The qualitative study found that a 3-point reduction in PP NRS score would be a meaningful improvement for most participants. However, the results also suggested that a 3-point improvement would not necessarily be a change that patients would be satisfied or content with. Indeed, 72% of participants would expect a change of more than 3 points on the PP NRS with a new treatment.

The PP NRS had good test–retest reliability, with ICC values for the PP VRS and AP VRS above the standard threshold of 0.70 [29]. Reliability based on PAS number of lesions and IGA scores was weaker, although this was not surprising, because the aspects of PN these clinician-reported outcomes capture are more closely related to disease activity than to itch. The PP NRS also had good construct validity, and known-groups validity was demonstrated on the basis of PROs and some but not all clinician-reported outcomes. For each of the anchors included in the responsiveness analysis, the PP NRS was able to differentiate between patients whose score on the anchor improved and those whose score was unchanged or worsened.

The identified 2- to 5-point meaningful within-patient change threshold is aligned with the threshold of a 4-point decrease in PP NRS score derived from anchor-based analyses in adults with moderate-to-severe AD [14] and plaque psoriasis [15]. The 4-point threshold has been accepted by European and US regulators in other skin conditions as a meaningful within-patient change threshold to demonstrate treatment effect [30,31,32,33].

Until recently, validated PRO measures for assessing itch in PN were not available. However, the worst itch (WI) NRS [34] has now been validated using data from a placebo-controlled trial of the small-molecule inhibitor serlopitant in patients with treatment-refractory PN [35]. The PP NRS and WI NRS have similar response scales and recall periods and appear to be conceptually equivalent based on cognitive debriefing and usability testing in US adults with moderate-to-severe PN [36]. However, they differ in their wordings: the PP NRS uses itch “at the worst moment” and the WI NRS uses itch “at its most intense”. For economic modelling and comparative effectiveness analyses, an equivalence study would be useful to provide evidence that the two itch NRSs measure the same concept and provide comparable data.

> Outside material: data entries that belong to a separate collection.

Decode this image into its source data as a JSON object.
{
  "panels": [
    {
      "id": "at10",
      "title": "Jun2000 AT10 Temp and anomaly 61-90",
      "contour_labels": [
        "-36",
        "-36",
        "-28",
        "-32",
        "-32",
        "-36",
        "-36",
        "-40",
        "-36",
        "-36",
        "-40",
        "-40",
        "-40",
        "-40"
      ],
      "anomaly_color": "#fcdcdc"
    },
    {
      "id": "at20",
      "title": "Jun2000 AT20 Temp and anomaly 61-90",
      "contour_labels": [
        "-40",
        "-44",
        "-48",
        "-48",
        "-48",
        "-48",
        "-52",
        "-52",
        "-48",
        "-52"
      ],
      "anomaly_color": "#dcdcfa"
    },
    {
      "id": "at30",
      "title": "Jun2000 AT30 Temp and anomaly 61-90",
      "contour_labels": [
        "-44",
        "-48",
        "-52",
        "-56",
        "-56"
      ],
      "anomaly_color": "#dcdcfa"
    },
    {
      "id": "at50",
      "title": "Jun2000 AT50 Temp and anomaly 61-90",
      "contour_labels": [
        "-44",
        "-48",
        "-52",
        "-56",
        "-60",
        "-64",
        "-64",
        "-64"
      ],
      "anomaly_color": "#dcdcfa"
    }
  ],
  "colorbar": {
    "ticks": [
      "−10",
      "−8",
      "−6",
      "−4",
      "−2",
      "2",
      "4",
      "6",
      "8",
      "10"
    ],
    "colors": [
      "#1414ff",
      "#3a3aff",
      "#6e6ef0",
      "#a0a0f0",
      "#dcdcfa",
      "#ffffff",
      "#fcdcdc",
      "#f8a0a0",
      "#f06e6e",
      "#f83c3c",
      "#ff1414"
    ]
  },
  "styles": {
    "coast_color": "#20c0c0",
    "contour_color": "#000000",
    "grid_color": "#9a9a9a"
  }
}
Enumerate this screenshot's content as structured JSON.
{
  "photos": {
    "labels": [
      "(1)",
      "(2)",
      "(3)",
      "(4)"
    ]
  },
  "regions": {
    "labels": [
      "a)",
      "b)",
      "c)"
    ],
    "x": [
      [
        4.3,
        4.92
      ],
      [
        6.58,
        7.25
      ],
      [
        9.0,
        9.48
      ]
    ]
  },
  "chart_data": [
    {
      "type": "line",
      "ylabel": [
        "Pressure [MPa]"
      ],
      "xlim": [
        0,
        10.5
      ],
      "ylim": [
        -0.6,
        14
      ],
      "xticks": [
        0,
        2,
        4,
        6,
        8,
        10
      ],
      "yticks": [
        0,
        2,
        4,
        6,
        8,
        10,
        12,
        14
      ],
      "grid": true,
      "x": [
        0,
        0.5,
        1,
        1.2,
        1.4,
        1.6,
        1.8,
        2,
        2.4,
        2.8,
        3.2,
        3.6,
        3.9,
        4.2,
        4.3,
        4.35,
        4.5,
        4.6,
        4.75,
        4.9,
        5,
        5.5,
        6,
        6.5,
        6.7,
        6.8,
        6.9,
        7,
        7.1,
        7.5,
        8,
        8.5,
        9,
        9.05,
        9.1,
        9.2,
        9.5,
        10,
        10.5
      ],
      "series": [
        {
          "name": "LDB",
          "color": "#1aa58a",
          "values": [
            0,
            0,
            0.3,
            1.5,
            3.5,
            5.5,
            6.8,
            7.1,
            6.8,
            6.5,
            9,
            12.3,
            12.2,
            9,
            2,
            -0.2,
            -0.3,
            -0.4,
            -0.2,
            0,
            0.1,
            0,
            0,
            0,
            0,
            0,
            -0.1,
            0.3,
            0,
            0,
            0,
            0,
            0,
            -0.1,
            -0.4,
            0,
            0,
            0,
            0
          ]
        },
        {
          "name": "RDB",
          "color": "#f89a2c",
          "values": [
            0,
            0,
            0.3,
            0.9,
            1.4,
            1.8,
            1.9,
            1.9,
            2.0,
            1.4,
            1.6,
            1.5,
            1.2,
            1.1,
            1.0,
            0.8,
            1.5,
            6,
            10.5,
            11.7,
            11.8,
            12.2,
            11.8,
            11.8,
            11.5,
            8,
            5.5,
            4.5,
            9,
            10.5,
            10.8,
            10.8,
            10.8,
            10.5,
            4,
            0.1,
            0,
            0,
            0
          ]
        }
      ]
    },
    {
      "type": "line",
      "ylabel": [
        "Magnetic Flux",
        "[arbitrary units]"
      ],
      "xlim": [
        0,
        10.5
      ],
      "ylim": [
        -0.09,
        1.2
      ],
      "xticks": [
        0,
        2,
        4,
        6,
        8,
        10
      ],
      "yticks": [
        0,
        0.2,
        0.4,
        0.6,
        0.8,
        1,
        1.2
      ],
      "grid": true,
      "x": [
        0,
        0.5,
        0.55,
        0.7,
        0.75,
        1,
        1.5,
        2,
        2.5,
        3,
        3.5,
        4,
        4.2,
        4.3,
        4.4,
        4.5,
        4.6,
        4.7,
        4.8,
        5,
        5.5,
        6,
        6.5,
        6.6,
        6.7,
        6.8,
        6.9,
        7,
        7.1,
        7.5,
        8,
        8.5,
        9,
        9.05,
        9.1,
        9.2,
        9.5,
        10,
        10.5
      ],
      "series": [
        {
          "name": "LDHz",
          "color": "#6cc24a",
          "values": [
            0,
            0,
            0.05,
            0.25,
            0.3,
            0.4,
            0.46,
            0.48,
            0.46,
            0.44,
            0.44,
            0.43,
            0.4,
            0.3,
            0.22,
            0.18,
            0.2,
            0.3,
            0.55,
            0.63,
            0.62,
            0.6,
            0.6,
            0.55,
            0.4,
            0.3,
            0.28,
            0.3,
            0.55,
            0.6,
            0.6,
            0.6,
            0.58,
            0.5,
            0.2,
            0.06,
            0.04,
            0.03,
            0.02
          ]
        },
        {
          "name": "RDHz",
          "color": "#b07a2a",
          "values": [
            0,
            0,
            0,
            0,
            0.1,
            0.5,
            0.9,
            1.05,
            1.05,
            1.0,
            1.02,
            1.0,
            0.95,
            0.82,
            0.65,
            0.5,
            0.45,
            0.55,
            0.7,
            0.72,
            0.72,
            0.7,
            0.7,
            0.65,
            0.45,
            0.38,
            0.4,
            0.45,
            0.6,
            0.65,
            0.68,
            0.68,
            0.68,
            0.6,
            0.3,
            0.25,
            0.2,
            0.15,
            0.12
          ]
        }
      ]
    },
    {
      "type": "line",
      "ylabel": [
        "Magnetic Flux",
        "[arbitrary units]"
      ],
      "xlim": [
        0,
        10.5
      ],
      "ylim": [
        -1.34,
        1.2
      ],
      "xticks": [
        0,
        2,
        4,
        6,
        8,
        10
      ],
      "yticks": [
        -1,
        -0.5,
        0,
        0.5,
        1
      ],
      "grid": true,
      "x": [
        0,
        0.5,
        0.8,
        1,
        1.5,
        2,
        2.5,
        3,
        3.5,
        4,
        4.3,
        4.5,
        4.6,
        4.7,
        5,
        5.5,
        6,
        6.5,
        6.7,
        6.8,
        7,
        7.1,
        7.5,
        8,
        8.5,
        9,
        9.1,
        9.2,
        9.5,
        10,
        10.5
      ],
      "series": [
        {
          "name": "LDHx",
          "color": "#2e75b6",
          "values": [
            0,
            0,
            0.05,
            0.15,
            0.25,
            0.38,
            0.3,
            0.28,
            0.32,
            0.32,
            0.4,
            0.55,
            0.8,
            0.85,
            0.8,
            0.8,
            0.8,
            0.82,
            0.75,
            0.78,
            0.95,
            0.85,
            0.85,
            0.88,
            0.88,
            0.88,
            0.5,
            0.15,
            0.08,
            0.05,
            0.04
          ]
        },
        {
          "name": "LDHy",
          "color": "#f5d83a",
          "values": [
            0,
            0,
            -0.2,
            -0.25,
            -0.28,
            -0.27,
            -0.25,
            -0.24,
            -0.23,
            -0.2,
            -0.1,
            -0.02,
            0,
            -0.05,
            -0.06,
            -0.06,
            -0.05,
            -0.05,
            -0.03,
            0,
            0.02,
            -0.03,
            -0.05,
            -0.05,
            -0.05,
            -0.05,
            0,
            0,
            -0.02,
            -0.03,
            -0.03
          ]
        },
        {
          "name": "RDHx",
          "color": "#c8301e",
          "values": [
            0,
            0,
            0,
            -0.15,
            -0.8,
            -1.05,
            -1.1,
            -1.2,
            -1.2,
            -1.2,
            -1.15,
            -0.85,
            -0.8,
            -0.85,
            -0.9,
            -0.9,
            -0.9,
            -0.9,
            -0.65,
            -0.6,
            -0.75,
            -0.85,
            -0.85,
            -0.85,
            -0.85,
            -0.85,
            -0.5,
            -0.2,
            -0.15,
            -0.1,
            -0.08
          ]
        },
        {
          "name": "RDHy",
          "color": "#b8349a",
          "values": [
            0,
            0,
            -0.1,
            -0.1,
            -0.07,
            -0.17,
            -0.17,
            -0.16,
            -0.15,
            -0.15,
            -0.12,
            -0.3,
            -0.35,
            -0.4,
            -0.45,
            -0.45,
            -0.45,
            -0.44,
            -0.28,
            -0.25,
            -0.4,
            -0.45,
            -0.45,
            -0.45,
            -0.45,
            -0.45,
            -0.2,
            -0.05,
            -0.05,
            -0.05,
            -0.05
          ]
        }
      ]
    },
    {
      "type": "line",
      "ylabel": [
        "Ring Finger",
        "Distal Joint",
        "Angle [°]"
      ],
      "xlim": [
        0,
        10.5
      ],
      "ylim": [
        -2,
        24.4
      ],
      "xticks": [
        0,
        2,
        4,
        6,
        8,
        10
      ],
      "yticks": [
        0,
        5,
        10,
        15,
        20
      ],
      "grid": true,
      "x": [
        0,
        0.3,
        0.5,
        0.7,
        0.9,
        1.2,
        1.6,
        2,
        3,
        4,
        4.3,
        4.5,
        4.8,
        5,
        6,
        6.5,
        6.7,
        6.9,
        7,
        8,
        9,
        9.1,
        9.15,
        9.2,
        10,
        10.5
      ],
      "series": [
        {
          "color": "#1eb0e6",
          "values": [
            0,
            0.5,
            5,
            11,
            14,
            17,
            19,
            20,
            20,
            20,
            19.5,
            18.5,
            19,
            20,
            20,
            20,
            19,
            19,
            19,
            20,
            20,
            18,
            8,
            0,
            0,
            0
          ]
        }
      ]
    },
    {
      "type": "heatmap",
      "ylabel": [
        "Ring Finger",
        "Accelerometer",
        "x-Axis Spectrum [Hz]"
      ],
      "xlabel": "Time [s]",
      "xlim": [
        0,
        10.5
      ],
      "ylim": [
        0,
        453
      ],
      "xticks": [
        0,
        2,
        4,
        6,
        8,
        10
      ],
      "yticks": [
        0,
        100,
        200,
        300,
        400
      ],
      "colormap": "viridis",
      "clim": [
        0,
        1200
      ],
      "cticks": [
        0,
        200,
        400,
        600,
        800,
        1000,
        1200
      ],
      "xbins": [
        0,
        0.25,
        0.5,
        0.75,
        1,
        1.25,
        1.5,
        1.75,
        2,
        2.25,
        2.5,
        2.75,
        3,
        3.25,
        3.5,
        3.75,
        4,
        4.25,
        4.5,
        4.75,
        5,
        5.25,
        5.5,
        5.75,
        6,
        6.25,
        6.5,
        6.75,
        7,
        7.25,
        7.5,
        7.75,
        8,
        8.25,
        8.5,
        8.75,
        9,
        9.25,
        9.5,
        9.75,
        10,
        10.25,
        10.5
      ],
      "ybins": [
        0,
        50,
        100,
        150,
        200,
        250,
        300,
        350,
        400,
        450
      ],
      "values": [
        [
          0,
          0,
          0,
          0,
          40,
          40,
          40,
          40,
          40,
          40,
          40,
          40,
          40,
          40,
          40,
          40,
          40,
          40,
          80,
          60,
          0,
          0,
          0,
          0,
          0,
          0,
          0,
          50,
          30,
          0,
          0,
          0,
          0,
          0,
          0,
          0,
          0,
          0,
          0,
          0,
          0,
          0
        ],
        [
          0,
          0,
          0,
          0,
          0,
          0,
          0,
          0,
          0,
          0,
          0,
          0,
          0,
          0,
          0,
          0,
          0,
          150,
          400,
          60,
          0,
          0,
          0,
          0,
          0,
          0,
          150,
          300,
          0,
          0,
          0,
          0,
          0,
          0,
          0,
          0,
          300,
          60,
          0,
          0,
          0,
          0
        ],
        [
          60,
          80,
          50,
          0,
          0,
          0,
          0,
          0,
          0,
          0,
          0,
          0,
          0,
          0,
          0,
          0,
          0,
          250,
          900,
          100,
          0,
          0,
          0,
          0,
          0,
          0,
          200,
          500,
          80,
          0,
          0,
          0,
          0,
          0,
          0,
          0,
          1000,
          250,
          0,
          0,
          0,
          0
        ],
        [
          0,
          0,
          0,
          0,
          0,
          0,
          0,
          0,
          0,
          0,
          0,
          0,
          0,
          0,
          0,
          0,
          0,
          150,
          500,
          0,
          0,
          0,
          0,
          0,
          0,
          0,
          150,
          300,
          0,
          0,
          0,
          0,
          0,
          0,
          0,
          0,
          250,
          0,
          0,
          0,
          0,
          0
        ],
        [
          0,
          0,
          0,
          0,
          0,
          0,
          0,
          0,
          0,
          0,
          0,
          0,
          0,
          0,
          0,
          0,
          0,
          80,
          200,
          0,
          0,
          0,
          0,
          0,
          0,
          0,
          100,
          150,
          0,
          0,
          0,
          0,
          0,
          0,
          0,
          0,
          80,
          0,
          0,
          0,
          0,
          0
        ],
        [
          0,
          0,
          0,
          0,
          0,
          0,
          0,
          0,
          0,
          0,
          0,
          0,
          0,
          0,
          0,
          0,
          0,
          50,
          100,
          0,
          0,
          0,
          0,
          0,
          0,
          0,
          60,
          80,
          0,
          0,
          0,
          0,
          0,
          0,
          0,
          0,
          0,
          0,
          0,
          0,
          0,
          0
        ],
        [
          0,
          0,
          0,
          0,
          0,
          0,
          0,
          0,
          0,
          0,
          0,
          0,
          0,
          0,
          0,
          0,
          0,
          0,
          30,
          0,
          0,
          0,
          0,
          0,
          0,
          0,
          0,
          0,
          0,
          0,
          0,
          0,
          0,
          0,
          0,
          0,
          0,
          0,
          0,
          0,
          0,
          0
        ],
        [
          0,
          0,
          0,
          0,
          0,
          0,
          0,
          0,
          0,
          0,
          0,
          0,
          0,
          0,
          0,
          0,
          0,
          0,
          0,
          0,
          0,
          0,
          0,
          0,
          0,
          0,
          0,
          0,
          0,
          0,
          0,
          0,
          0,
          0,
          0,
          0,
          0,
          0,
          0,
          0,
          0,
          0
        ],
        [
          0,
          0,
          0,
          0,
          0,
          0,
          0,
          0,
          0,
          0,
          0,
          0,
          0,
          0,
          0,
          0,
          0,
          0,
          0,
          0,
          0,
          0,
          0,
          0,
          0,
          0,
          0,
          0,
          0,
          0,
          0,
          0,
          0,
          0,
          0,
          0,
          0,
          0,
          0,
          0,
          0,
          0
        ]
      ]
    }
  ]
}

Limitations of the present study include the small sample. Also, the 4-week time interval in the test–retest analysis is longer than the typical 1 to 2 weeks between assessments [37], although the effect of this difference is likely conservative. Finally, the lack of analyses by sex potentially limits the generalizability of our findings, although the female predominance in our study samples is aligned with the higher prevalence of PN in women compared to men [1, 9].

Conclusion

This study provides strong evidence that the PP NRS is a content-valid and reliable PRO measure that can be used by adults with PN in clinical trials. Moreover, it provides a meaningful within-patient change threshold estimate for the PP NRS, based on triangulation of quantitative estimates and meaningful improvement data derived from a qualitative analysis.